Data analysis is at the core of data science, enabling professionals to extract insights, identify patterns, and make evidence-based decisions. This course equips you with practical tools and techniques to analyze structured and unstructured data from various sources, preparing them for real-world applications such as predictive modeling, trend analysis, and text mining. Similarity will pop up in many algorithms & fields (for example: clustering, recommendation systems, KNN, RAG...)
This course covers foundational and advanced topics in data analysis, from data collection and preprocessing to the application of analytical models. You will learn about web data extraction, file format handling, time series, text mining techniques, and similarity measures.

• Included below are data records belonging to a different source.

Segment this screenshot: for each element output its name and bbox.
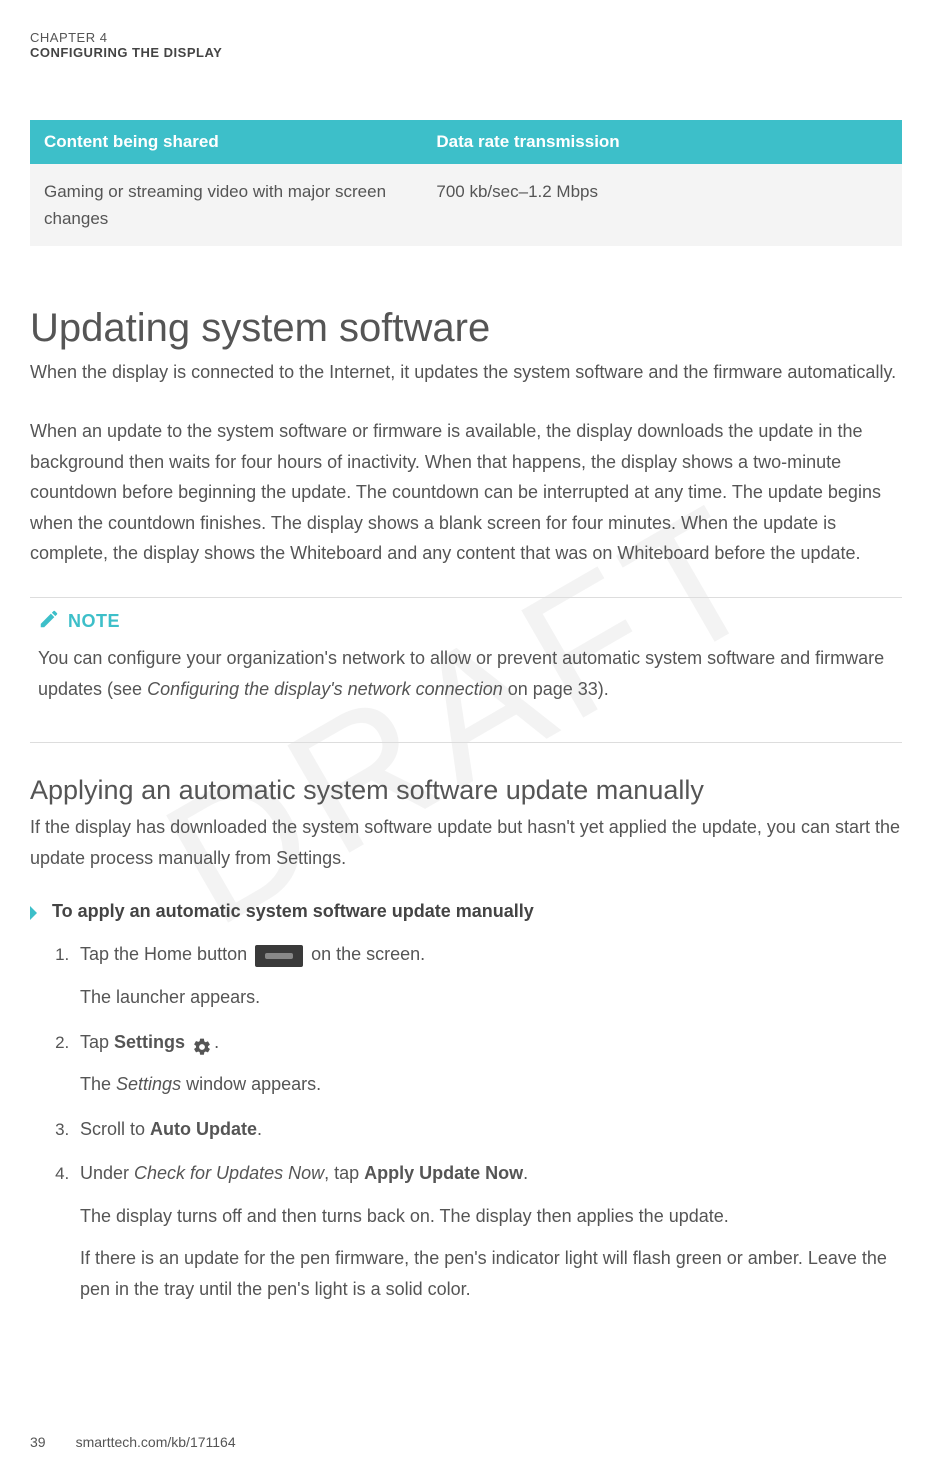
data-rate-table: Content being shared Data rate transmiss… bbox=[30, 120, 902, 246]
chapter-label: CHAPTER 4 bbox=[30, 30, 902, 45]
table-cell: Gaming or streaming video with major scr… bbox=[30, 164, 422, 246]
step-text: Under bbox=[80, 1163, 134, 1183]
procedure-steps: Tap the Home button on the screen. The l… bbox=[74, 939, 902, 1304]
step-sub-pre: The bbox=[80, 1074, 116, 1094]
home-button-icon bbox=[255, 945, 303, 967]
footer-url: smarttech.com/kb/171164 bbox=[76, 1434, 236, 1450]
section-paragraph: When an update to the system software or… bbox=[30, 416, 902, 569]
table-header-row: Content being shared Data rate transmiss… bbox=[30, 120, 902, 164]
procedure-header: To apply an automatic system software up… bbox=[30, 901, 902, 925]
note-label: NOTE bbox=[68, 611, 120, 632]
step-text: . bbox=[214, 1032, 219, 1052]
step-text: , tap bbox=[324, 1163, 364, 1183]
note-text: You can configure your organization's ne… bbox=[38, 643, 894, 704]
procedure-title: To apply an automatic system software up… bbox=[52, 901, 534, 922]
pencil-icon bbox=[38, 608, 60, 635]
step-bold: Settings bbox=[114, 1032, 185, 1052]
step-text: Tap the Home button bbox=[80, 944, 252, 964]
subsection-intro: If the display has downloaded the system… bbox=[30, 812, 902, 873]
step-sub: If there is an update for the pen firmwa… bbox=[80, 1243, 902, 1304]
list-item: Scroll to Auto Update. bbox=[74, 1114, 902, 1145]
page-number: 39 bbox=[30, 1434, 46, 1450]
step-sub: The Settings window appears. bbox=[80, 1069, 902, 1100]
table-row: Gaming or streaming video with major scr… bbox=[30, 164, 902, 246]
table-header-cell: Content being shared bbox=[30, 120, 422, 164]
step-text: Scroll to bbox=[80, 1119, 150, 1139]
step-sub-italic: Settings bbox=[116, 1074, 181, 1094]
step-sub-post: window appears. bbox=[181, 1074, 321, 1094]
divider bbox=[30, 742, 902, 743]
subsection-heading: Applying an automatic system software up… bbox=[30, 775, 902, 806]
caret-right-icon bbox=[30, 901, 40, 925]
list-item: Tap the Home button on the screen. The l… bbox=[74, 939, 902, 1012]
table-header-cell: Data rate transmission bbox=[422, 120, 902, 164]
chapter-header: CHAPTER 4 CONFIGURING THE DISPLAY bbox=[30, 30, 902, 60]
section-heading: Updating system software bbox=[30, 306, 902, 351]
step-sub: The launcher appears. bbox=[80, 982, 902, 1013]
step-sub: The display turns off and then turns bac… bbox=[80, 1201, 902, 1232]
page-footer: 39 smarttech.com/kb/171164 bbox=[30, 1434, 236, 1450]
step-text: on the screen. bbox=[306, 944, 425, 964]
list-item: Under Check for Updates Now, tap Apply U… bbox=[74, 1158, 902, 1304]
note-link-text: Configuring the display's network connec… bbox=[147, 679, 503, 699]
step-text: . bbox=[523, 1163, 528, 1183]
chapter-title: CONFIGURING THE DISPLAY bbox=[30, 45, 902, 60]
note-text-post: on page 33). bbox=[503, 679, 609, 699]
step-italic: Check for Updates Now bbox=[134, 1163, 324, 1183]
step-text: Tap bbox=[80, 1032, 114, 1052]
step-bold: Auto Update bbox=[150, 1119, 257, 1139]
step-text: . bbox=[257, 1119, 262, 1139]
table-cell: 700 kb/sec–1.2 Mbps bbox=[422, 164, 902, 246]
section-intro: When the display is connected to the Int… bbox=[30, 357, 902, 388]
step-bold: Apply Update Now bbox=[364, 1163, 523, 1183]
note-box: NOTE You can configure your organization… bbox=[30, 598, 902, 714]
gear-icon bbox=[192, 1036, 212, 1056]
list-item: Tap Settings . The Settings window appea… bbox=[74, 1027, 902, 1100]
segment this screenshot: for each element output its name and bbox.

Overview of the data analysis process, key concepts in data science, types of data, data cleaning basics, and exploratory data analysis (EDA) techniques using visual and numerical summaries.
Techniques for extracting data from websites and online platforms, understanding APIs, using tools like BeautifulSoup or Scrapy, and addressing ethical considerations in web scraping.
Understanding the structure of XML and JSON files, parsing techniques in Python, transforming nested data, and integrating data from external web APIs and files.
Analyzing temporal data, identifying trends and seasonality, time series decomposition, forecasting methods like ARIMA, and applications in business and finance.
Using natural language processing to classify text sentiment, understanding lexicon-based vs. machine learning approaches, and applying sentiment models to product reviews, tweets, or news articles.
Techniques for preprocessing textual data (tokenization, stemming, stopword removal), feature extraction methods like TF-IDF, and identifying patterns or topics within large text corpora.
Review of linear regression, introduction to multiple regression, model evaluation techniques, assumptions checking, and using regression in predictive analytics.
Understanding dynamic programming as an algorithmic strategy, computing edit distance between strings, applications in spell checking, plagiarism detection, and bioinformatics.
Measuring similarity between text documents or data vectors using cosine similarity, Jaccard index, Euclidean distance, and understanding their roles in clustering and recommendation systems.
Representing documents in vector space, applying TF-IDF weighting, calculating similarity, and using the model in information retrieval and ranking tasks.
Don’t worry about knowing everything at once—focus on understanding the logic behind each method and how it’s used in real-world problems. Small projects or side exercises can really help solidify the concepts.